Plus encore, Téhéran maintient une ligne dure :aucune ouverture diplomatique ne sera envisagée tant que les objectifs de guerre ne seront pas atteints. Dans cette lecture, la suspension de l’ultimatum américain est interprétée non pas comme un geste d’apaisement, mais comme un recul de Washington face à la pression iranienne.
Sur la question du détroit d’Ormuz, aucune inflexion non plus. L’Iran reste fidèle à ses déclarations précédentes et continue d’utiliser ce point de passage stratégique comme outil de pression central dans le rapport de force.
Au-delà des faits, Téhéran cherche à imposer son récit : celui d’une victoire politique et stratégique, face à une administration américaine contrainte d’ajuster sa posture face aux menaces iraniennes de frapper des sites énergétiques dans la région.. Un classique dans ce type de confrontation : chaque camp revendique des avancées, tandis que les négociations - si elles existent - restent largement invisibles.

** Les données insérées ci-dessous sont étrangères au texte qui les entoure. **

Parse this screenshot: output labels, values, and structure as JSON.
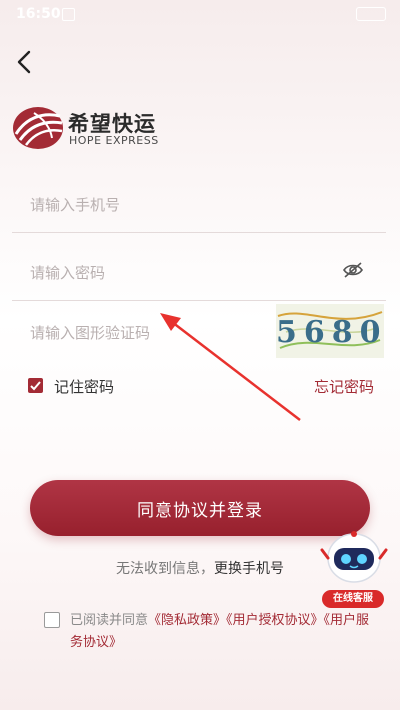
{
  "status_bar": {
    "time": "16:50"
  },
  "logo": {
    "cn": "希望快运",
    "en": "HOPE EXPRESS"
  },
  "form": {
    "phone_placeholder": "请输入手机号",
    "password_placeholder": "请输入密码",
    "captcha_placeholder": "请输入图形验证码",
    "captcha_code": "5680"
  },
  "remember": {
    "label": "记住密码",
    "checked": true
  },
  "forgot_label": "忘记密码",
  "login_button": "同意协议并登录",
  "no_sms": {
    "prefix": "无法收到信息，",
    "link": "更换手机号"
  },
  "agreement": {
    "prefix": "已阅读并同意",
    "privacy": "《隐私政策》",
    "authorization": "《用户授权协议》",
    "service": "《用户服务协议》"
  },
  "support_bot": {
    "label": "在线客服"
  },
  "colors": {
    "brand": "#a32b35",
    "accent_red": "#d92a2a"
  }
}
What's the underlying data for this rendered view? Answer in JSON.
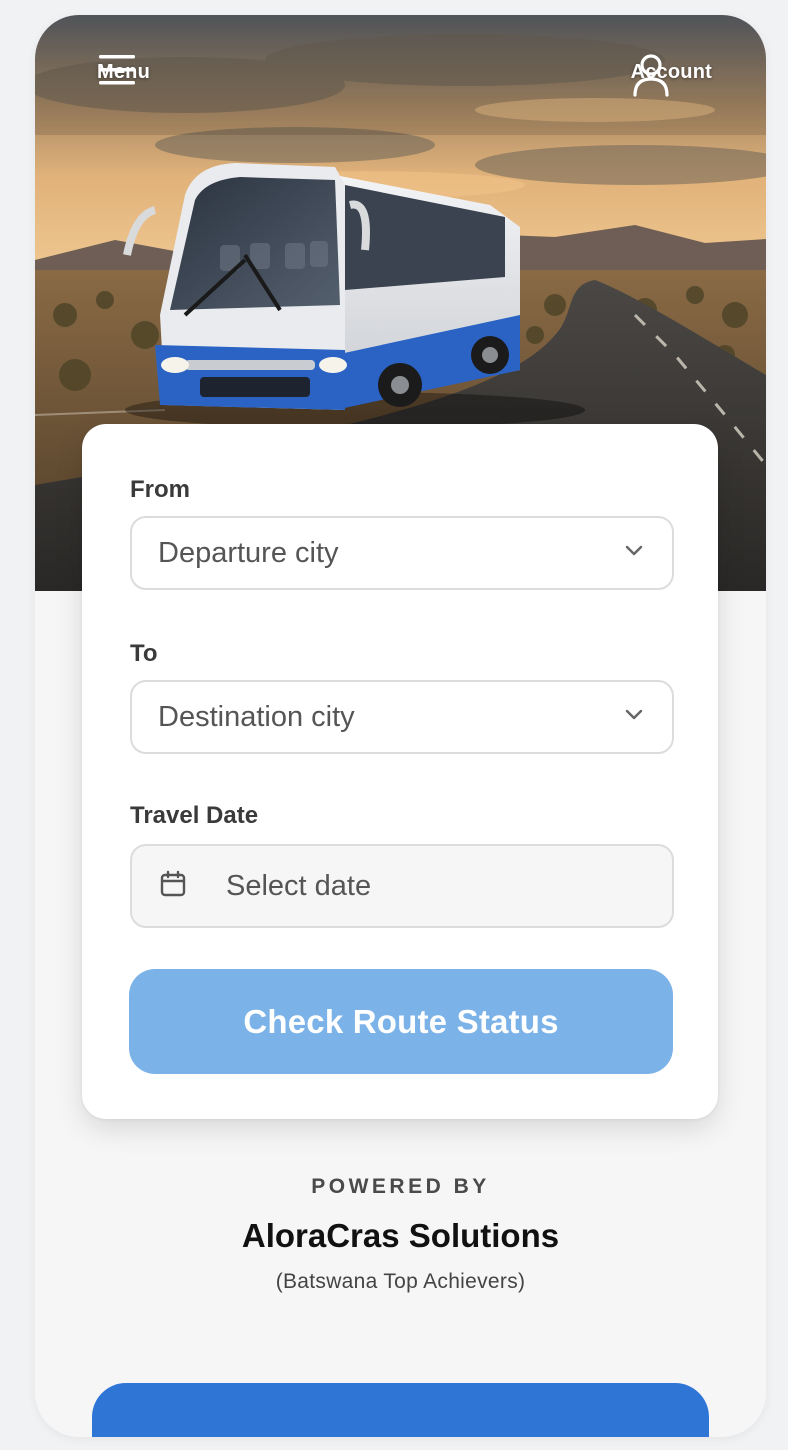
{
  "header": {
    "menu_label": "Menu",
    "account_label": "Account"
  },
  "form": {
    "from_label": "From",
    "from_value": "Departure city",
    "to_label": "To",
    "to_value": "Destination city",
    "date_label": "Travel Date",
    "date_placeholder": "Select date",
    "submit_label": "Check Route Status"
  },
  "footer": {
    "powered_by": "POWERED BY",
    "company": "AloraCras Solutions",
    "tagline": "(Batswana Top Achievers)"
  },
  "colors": {
    "primary_button": "#7bb2e8",
    "bottom_button": "#2f75d6",
    "bus_accent": "#2a63c4"
  },
  "icons": {
    "menu": "hamburger-icon",
    "account": "user-icon",
    "chevron": "chevron-down-icon",
    "date": "calendar-icon"
  }
}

En filigrane, un constat s’impose : la suspension de l’ultimatum ne marque pas la fin de la confrontation. Les États-Unis continuent de renforcer leur présence militaire dans la région, et les opérations pourraient se poursuivre en parallèle des discussions.
Reste à savoir si cette séquence constitue les prémices d’une sortie de crise, voire d'un cessez-le-feu… ou simplement une phase tactique dans un affrontement appelé à durer voire à s'intensifier.